Honestly, I hear that XP is the most stable to date. In my opinion, and why it does not attract me is for several reasons. Mainly, because the interface looks like "teenie bopper Bubble Gum." It is so over-done, I can't stand it. Another reason is those pop-ups are enough to drive one crazy. I believe XP is like "dumbed down", and not for experienced users. 
I am not saying OSX is perfect, nor is XP no good. Apple has the solutions I look for. I am experienced with computers and don't need balloon pop-ups to help me, nor paper clip buddies to assist me in writing letters. I do like the preview version on Xp of pics and videos, and still like the customizable options (themes).


----------



## mdnky (Jun 28, 2004)

FileVault:  The speed issue at logoff/shutdown isn't a huge deal, but is a bit unnerving.  The biggie is the 'disappearing space' from the HD if you don't "recover" it for a few days.  One time it was well over 2gb.


----------



## diablojota (Jun 28, 2004)

My biggest complaint is that I don't have enough Macs to run OSX on!


----------



## Cat (Jun 28, 2004)

LOL!


----------



## pds (Jun 28, 2004)

My main complaint is that I can't take advantage of the 64 bit parts reportedly written into Panther.


----------



## Darkshadow (Jun 28, 2004)

TommyWillB said:
			
		

> Their implementation of Label Colors is rediculous.... It makes finder windows so cluttered with colors that it is impossible to see which thing is selected.
> 
> You tell me... looking at this picture, which thing is selected?

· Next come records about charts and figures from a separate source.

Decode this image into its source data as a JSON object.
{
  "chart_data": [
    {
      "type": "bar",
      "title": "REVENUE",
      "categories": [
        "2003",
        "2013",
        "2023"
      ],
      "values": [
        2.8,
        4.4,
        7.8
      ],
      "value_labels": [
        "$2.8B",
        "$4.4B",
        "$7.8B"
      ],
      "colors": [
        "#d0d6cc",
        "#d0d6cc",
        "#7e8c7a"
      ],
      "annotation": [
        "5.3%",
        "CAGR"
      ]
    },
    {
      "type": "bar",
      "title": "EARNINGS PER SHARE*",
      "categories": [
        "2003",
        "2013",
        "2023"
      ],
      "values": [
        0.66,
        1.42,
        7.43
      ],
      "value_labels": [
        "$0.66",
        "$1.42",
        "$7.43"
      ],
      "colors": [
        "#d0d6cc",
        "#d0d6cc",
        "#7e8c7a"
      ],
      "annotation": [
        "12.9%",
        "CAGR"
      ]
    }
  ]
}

The one highlighted in blue, I'd say.



			
				diablojota said:
			
		

> My biggest complaint is that I don't have enough Macs to run OSX on!



I'd agree with that one!


----------



## TommyWillB (Jul 1, 2004)

Darkshadow said:
			
		

> The one highlighted in blue, I'd say.


No... It's the top orange one. The "index.htm" file.

How can you tell? because the left side is not rounded like the others. Also the text for that one is white vs. black.

Completely lame!


----------



## hulkaros (Jul 2, 2004)

My biggest complain about OS X is that I have to wait for 2005 in order to have a Tiger with me... Oh, well! Panther will keep me some good company until then


----------



## solidsnake (Jul 3, 2004)

I wish it came with a hot chick


----------



## Giaguara (Jul 3, 2004)

I don't like that when I have chosen US English, Italian and Spanish ONLY .. when I update any apps or the OS X, it gets all the packages in ALL langauges. Wasting my tiem and bandwidth, and Apple's bandwidth too. 

And, if English has more than one option (US/UK/Aussie/Irish etc) why is Spanish only Spanish?


----------